England, Northern Ireland and Wales
See guidance on feed hygiene requirements for farmers mixing additives and pre-mixtures directly in feeds and mixing compound feed with additives.
England, Northern Ireland and Wales
References to EU legislation in FSA guidance
Directly applicable EU legislation no longer applies in GB. EU legislation retained when the UK exited the EU became assimilated law on 1 January 2024, published on legislation.gov.uk. References to any legislation in FSA guidance with ‘EU’ or ‘EC’ in the title (e.g. Regulation (EC) 178/2002) should now be regarded as assimilated law where applicable to GB. References to ‘Retained EU Law’ or ‘REUL’ should now be regarded as references to assimilated law.

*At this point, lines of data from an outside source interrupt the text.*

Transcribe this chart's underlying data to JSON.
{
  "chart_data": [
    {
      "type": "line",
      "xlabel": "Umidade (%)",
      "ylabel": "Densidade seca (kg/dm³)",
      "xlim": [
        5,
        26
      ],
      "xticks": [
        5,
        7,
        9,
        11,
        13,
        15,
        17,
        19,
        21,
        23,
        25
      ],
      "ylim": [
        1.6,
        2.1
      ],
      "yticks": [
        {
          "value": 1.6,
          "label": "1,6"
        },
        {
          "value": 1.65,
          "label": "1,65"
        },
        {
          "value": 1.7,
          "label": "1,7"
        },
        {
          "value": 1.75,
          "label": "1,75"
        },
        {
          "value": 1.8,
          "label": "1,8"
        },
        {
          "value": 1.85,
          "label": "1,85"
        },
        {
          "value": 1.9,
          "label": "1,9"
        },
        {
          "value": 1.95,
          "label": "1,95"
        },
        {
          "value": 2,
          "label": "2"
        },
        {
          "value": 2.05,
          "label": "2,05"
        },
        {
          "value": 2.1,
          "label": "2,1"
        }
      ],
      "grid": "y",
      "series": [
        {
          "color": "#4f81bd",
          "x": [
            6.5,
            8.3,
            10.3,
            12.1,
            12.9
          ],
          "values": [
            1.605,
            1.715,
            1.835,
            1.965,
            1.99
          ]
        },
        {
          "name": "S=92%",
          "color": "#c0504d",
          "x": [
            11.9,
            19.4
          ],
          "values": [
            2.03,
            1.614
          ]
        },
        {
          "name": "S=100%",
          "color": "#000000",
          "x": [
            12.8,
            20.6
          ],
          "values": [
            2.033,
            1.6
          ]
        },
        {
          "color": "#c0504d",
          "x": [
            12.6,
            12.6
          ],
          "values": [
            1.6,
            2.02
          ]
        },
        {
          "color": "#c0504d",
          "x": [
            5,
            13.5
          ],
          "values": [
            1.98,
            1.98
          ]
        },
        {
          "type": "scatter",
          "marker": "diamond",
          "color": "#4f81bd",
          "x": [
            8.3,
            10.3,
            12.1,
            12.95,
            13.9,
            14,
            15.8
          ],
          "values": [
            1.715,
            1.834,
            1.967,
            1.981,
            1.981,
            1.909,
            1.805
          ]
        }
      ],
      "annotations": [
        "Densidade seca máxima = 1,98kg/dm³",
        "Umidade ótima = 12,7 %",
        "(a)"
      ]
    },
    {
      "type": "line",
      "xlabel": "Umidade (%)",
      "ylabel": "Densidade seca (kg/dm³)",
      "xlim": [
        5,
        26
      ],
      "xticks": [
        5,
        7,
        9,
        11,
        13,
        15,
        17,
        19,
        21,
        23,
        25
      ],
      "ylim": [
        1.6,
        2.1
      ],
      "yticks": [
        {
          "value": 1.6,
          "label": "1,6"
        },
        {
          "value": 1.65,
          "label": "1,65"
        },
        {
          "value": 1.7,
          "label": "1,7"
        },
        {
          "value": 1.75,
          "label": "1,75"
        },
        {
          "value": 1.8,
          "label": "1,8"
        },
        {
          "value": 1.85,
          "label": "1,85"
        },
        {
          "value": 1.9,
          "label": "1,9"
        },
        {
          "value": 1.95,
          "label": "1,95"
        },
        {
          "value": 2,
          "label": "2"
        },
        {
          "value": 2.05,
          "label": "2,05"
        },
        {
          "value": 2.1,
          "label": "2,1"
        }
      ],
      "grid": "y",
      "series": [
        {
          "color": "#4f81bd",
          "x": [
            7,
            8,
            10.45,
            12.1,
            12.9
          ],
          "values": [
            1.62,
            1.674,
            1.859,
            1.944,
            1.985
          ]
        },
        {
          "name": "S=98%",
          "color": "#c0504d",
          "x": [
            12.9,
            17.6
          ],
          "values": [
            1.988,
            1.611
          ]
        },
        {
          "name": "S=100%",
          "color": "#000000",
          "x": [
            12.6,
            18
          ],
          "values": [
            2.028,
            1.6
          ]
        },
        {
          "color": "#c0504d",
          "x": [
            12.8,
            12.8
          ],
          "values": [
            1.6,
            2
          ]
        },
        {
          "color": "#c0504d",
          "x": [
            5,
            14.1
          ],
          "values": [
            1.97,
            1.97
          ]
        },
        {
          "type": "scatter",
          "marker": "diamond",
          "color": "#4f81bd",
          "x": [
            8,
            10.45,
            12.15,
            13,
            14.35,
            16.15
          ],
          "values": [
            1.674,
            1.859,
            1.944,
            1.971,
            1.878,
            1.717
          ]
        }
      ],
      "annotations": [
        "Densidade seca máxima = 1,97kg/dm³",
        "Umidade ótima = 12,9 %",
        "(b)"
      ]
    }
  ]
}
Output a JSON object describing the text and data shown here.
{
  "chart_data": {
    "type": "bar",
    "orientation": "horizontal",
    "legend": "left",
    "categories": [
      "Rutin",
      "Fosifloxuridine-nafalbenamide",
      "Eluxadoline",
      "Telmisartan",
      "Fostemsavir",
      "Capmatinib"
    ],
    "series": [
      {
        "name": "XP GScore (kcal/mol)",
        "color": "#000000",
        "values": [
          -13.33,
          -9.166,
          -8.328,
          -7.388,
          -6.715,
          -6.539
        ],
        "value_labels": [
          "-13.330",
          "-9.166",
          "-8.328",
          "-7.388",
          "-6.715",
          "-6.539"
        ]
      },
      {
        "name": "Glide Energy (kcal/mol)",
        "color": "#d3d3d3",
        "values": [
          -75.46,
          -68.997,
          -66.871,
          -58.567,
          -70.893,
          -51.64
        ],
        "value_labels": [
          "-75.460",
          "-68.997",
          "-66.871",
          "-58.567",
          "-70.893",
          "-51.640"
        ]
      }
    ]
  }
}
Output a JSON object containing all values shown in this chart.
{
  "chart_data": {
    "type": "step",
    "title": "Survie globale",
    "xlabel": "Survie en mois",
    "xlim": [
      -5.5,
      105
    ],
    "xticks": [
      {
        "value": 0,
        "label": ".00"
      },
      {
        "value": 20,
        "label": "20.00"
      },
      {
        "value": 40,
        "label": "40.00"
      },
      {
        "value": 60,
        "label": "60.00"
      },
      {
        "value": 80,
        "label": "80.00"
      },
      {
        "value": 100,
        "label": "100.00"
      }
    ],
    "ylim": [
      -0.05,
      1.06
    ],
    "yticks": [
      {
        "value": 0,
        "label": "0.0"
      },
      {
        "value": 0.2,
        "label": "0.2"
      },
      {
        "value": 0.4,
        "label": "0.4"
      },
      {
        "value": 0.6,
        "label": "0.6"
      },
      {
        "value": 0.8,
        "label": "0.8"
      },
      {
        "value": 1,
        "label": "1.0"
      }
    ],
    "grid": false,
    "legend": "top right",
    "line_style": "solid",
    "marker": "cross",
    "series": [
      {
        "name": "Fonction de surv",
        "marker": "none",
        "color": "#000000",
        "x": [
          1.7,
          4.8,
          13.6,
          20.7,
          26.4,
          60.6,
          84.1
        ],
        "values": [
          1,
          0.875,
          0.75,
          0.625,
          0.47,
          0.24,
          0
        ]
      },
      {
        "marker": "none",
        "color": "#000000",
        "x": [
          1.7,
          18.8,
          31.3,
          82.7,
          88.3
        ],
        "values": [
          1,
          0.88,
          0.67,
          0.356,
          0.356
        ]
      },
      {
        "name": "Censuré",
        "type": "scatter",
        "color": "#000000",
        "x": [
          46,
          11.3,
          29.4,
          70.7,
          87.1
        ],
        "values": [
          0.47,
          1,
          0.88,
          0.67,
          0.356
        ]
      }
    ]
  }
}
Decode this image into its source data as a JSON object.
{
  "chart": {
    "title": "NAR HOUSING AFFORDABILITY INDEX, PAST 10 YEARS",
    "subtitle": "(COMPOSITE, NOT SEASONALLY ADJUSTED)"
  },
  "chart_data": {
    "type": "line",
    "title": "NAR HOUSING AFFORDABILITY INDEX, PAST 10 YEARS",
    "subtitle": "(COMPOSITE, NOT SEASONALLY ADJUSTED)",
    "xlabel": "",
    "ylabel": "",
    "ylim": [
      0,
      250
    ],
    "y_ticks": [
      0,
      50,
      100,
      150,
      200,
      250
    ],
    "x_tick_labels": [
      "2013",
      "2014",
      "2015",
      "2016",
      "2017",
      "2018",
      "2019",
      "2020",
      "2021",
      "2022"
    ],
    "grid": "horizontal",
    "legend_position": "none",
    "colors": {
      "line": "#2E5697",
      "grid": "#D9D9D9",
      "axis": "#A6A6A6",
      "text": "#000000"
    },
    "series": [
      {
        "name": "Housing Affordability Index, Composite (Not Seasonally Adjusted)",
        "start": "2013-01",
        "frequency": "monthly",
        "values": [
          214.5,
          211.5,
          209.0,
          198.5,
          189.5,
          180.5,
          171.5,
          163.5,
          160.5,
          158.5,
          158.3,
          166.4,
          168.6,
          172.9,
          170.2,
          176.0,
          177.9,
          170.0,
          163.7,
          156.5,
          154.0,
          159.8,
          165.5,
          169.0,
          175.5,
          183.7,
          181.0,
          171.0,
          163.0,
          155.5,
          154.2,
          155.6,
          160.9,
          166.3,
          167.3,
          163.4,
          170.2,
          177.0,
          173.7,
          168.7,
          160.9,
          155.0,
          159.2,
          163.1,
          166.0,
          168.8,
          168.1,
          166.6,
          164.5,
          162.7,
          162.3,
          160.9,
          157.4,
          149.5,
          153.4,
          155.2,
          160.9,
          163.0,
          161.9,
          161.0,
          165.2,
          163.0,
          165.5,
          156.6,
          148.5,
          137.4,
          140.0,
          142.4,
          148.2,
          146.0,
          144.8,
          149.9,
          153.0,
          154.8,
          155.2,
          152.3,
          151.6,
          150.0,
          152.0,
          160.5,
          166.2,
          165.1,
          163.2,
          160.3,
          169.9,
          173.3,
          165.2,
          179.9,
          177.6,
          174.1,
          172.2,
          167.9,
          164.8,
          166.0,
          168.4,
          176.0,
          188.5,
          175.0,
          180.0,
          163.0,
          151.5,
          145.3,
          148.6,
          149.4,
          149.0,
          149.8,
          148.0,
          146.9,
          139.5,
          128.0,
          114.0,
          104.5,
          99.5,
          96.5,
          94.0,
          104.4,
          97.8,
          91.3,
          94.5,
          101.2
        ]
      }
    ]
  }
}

For businesses moving goods from Great Britain to Northern Ireland, information on the Windsor Framework is available on GOV.UK.
The Windsor Framework was adopted by the UK and EU on 24 March 2023. The Framework provides a unique set of arrangements to support the flow of agrifood retail products from Great Britain (GB) to Northern Ireland (NI), allowing GB standards for public health in relation to food, marketing and organics to apply for pre-packed retail goods moved via the NI Retail Movement Scheme (NIRMS).
Animal feed record-keeping requirements for farmers
There are specific record-keeping requirements for farmers who produce, use, grow or sell animal feed. Records should be retained until it is likely that products have been consumed, in some cases this may be several years.
Example of documents to keep
Invoices, receipts, delivery notes, feed labels
The use of any plant protection products and biocides. This includes herbicides, pesticides, rat baits, fly sprays, and disinfectants. Keep information on the name and date of use of products, together with pests, crops or areas treated.
Invoices, receipts, delivery notes, spray records, treatment and baiting records
Any occurrence of pests and diseases that may affect the safety of primary products, for example, on crops grown for feed use and records on measures to control hazards, for example, pest control systems and cleaning programmes
Farm diary, washing and cleaning protocols, relevant invoices, receipts and statements from contractors. Records of treatments, for example, application of fumigants, rat baiting diagrams
The results of any laboratory analyses on samples of feeds that may have importance for feed safety, for example, for mercury or lead.
Feed labels and details of any analyses undertaken
Use of genetically modified (GM) seeds. Please note - no GM seeds are authorised for commercial planting in the UK at present.
Seed labels and invoices
Records should be retained until it is likely that products, for example, milk, meat, eggs, have been consumed. This may be several years.